Die Menschen haben die alte Ordnung der Götter satt und nehmen sie nur an, weil sie längst wissen, dass deren Zeit abgelaufen ist. Sie haben von Anfang an gewonnen – und zeigen am Ende ganz unverhohlen ihre hässliche Fratze. Zum Abschied demütigt Iphigenie ihren Gönner Thoas. Neben ihr grinsen Pylades und Orest wie zwei Rich Kids, die sich alles erlauben können. Ein böser Streich.

 

Iphigenie auf Tauris
von Johann Wolfgang von Goethe
Regie: Ivan Panteleev, Bühne und Kostüme: Johannes Schütz, Sound-Design: Martin Person, Licht: Robert Grauel, Dramaturgie: Claus Caesar.
Mit: Moritz Grove, Camill Jammal, Kathleen Morgeneyer, Barbara Schnitzler, Oliver Stokowski.
Dauer: 2 Stunden 15 Minuten, keine Pause

www.deutschestheater.de

 

Kritikenrundschau

Die Schauspieler übermalern die Düsternis der Bühne mit einem Weiß, "das gar nicht erst so tut, als wäre es in der Lage, irgendwie strahlend und makellos zu wirken", so Christine Wahl im Tagesspiegel (16.10.2016). Diese Handlung bleibe die äußerlich spektakulärste des kompletten Abends. "Panteleevs Zugriff ist szenisch so minimalistisch, dass man fast von einem Hörstück sprechen könnte." Er versucht, der Inkommensurabilität des Textes durch genaue Textarbeit gerecht zu werden, "die Interpretationsschnellschüsse wohltuend vermeidet, Widersprüche aushält und den klassischen hohen Ton gegenwartsdurchlässig macht, ohne ihn zu banalisieren". Das ist natürlich anspruchsvoll und als Versuch entsprechend selten geworden; nicht nur im Theater. An diesem Anspruch scheitern die Schauspieler, aber sie "tun das auf ungleich höherem Niveau als an den vielen (Kommensurabilitäts-)Abenden, die man sonst gern zu sehen bekommt."

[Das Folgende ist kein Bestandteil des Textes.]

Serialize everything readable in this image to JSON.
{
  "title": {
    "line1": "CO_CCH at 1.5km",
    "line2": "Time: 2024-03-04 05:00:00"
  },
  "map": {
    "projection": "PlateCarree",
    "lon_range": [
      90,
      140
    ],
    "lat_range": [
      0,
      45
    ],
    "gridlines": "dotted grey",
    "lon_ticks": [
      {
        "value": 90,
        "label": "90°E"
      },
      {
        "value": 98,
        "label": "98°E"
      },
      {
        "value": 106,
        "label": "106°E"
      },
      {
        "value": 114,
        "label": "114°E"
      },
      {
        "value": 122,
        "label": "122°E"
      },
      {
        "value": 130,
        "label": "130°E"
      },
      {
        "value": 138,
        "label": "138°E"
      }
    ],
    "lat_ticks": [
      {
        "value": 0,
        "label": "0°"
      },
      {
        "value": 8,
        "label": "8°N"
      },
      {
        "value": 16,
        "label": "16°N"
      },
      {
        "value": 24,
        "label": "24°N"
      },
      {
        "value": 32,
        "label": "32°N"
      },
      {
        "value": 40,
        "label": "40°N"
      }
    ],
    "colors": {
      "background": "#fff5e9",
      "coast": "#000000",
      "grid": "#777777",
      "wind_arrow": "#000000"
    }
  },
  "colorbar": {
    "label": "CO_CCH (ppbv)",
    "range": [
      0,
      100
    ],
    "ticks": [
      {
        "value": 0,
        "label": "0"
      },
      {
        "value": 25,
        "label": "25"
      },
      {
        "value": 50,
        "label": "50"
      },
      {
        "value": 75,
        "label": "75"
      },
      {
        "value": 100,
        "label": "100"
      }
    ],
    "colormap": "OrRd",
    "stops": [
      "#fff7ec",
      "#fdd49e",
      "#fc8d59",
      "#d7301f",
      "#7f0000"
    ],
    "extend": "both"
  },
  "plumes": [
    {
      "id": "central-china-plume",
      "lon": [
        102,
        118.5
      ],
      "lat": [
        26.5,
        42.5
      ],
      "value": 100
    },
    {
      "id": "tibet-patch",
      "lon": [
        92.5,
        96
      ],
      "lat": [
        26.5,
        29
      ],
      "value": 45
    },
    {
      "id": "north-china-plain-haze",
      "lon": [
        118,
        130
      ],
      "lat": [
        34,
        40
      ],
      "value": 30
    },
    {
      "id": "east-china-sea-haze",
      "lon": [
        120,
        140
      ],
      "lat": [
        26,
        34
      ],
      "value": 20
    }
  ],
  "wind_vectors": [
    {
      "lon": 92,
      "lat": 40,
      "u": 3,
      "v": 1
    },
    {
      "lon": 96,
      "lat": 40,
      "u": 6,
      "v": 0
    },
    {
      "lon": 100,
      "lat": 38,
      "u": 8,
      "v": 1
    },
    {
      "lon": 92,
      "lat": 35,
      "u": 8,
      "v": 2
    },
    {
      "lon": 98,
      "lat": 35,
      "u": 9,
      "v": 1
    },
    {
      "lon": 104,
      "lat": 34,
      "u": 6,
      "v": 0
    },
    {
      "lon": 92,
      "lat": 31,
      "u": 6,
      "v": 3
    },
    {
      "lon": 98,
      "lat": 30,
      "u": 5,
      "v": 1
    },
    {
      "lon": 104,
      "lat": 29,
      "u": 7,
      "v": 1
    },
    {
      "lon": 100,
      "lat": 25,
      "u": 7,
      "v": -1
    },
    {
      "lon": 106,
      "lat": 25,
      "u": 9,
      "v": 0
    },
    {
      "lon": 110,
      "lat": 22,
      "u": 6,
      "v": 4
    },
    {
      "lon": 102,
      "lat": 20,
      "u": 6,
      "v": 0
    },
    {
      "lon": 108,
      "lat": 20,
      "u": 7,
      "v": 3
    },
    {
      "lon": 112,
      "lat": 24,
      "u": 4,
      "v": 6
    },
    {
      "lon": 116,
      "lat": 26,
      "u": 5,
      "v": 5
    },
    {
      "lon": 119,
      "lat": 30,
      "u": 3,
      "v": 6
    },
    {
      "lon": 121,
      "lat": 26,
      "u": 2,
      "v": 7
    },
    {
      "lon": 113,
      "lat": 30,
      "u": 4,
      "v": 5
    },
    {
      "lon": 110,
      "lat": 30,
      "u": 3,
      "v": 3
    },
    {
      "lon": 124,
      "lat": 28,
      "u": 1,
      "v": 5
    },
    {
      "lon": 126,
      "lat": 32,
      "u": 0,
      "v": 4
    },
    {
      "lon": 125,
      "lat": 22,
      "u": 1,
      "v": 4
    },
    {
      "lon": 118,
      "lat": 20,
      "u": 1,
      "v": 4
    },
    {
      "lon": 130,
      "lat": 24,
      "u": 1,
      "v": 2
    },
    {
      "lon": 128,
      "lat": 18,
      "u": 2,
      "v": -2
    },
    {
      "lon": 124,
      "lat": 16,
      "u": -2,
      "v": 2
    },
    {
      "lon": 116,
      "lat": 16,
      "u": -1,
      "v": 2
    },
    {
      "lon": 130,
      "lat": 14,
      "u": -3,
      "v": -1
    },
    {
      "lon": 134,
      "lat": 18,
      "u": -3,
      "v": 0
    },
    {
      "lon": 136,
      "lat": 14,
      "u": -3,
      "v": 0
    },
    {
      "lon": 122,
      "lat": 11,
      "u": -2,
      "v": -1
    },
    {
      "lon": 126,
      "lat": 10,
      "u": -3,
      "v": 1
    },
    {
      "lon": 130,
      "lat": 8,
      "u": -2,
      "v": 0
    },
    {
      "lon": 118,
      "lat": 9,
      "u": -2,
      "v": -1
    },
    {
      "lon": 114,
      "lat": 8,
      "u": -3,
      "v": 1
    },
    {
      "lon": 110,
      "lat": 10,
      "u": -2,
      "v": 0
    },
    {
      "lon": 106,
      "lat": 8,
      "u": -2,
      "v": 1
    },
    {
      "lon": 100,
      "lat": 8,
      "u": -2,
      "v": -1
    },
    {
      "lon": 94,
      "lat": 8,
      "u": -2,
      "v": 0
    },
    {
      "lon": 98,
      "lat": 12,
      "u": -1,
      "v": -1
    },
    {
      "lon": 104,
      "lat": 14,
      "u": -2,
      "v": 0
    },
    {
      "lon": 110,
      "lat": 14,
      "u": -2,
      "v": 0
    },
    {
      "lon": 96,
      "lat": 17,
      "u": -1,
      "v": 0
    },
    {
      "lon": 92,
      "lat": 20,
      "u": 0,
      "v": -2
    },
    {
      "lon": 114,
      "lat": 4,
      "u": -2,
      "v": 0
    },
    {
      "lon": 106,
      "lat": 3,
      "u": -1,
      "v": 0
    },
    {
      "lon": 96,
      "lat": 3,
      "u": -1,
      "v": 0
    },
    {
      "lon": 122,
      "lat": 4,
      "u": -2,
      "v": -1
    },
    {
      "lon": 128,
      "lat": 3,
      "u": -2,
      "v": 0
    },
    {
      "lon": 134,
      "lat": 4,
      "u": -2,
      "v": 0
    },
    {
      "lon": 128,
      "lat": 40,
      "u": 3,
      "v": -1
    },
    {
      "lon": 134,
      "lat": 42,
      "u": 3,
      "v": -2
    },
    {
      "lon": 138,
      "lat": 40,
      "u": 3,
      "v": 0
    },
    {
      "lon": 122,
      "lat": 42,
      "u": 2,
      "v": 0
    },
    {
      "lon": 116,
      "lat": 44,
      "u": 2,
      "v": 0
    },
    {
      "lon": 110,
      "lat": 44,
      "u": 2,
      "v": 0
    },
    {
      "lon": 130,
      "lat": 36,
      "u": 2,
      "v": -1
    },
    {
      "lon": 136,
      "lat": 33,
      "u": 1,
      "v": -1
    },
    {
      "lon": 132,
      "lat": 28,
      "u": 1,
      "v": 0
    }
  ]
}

"Frisch gestrichen! Das gilt an diesem Abend leider nur fürs Mobiliar", schreibt Katrin Pauly in der Berliner Morgenpost (16.10.2016). Ivan Panteleev lass den ganzen kompletten Kontext erzählen, man könnte auch sagen vortragen, "aber eben nicht spielen". Moritz Grove als Orest und Camill Jammal als Pylades sitzen sehr oft einfach nur auf zwei Stühlen in der Ecke. Und Iphigenie? Die habe  ganz am Schluss noch ihren großen Moment. "Ein toller Schauspielmoment, der aber die zwei zähen Stunden davor nicht aufwiegen kann."

In Ivan Panteleevs Inszenierung kenne "die Treue zum geliebten Text keine Grenzen", schreibt Simon Strauss in der Frankfurter Allgemeinen (17.10.2016). Penibel werde hier "Satz für Satz vorgetragen und in der Betonung bis auf die letzte Klangfarbe Acht gegeben. Aber mit jedem buchstabengetreu aufgesagten Satz" werde "das Verhältnis zwischen gesprochenem Wort und gefühlter Wirkung leidenschaftsloser. Bis am Ende nichts mehr übrig bleibt als reine, echolose Deklamation." Das sei "bei diesem Abend besonders schmerzlich, weil er mit einer unüblich gewordenen Ernsthaftigkeit und Konsequenz vorgeht, sich jedenfalls einmal nicht über den Text stellt und ihn auf zeitgemäße Pointen hin bürstet." Aber leider: "Keine Berührung, kein Satz trifft aufeinander."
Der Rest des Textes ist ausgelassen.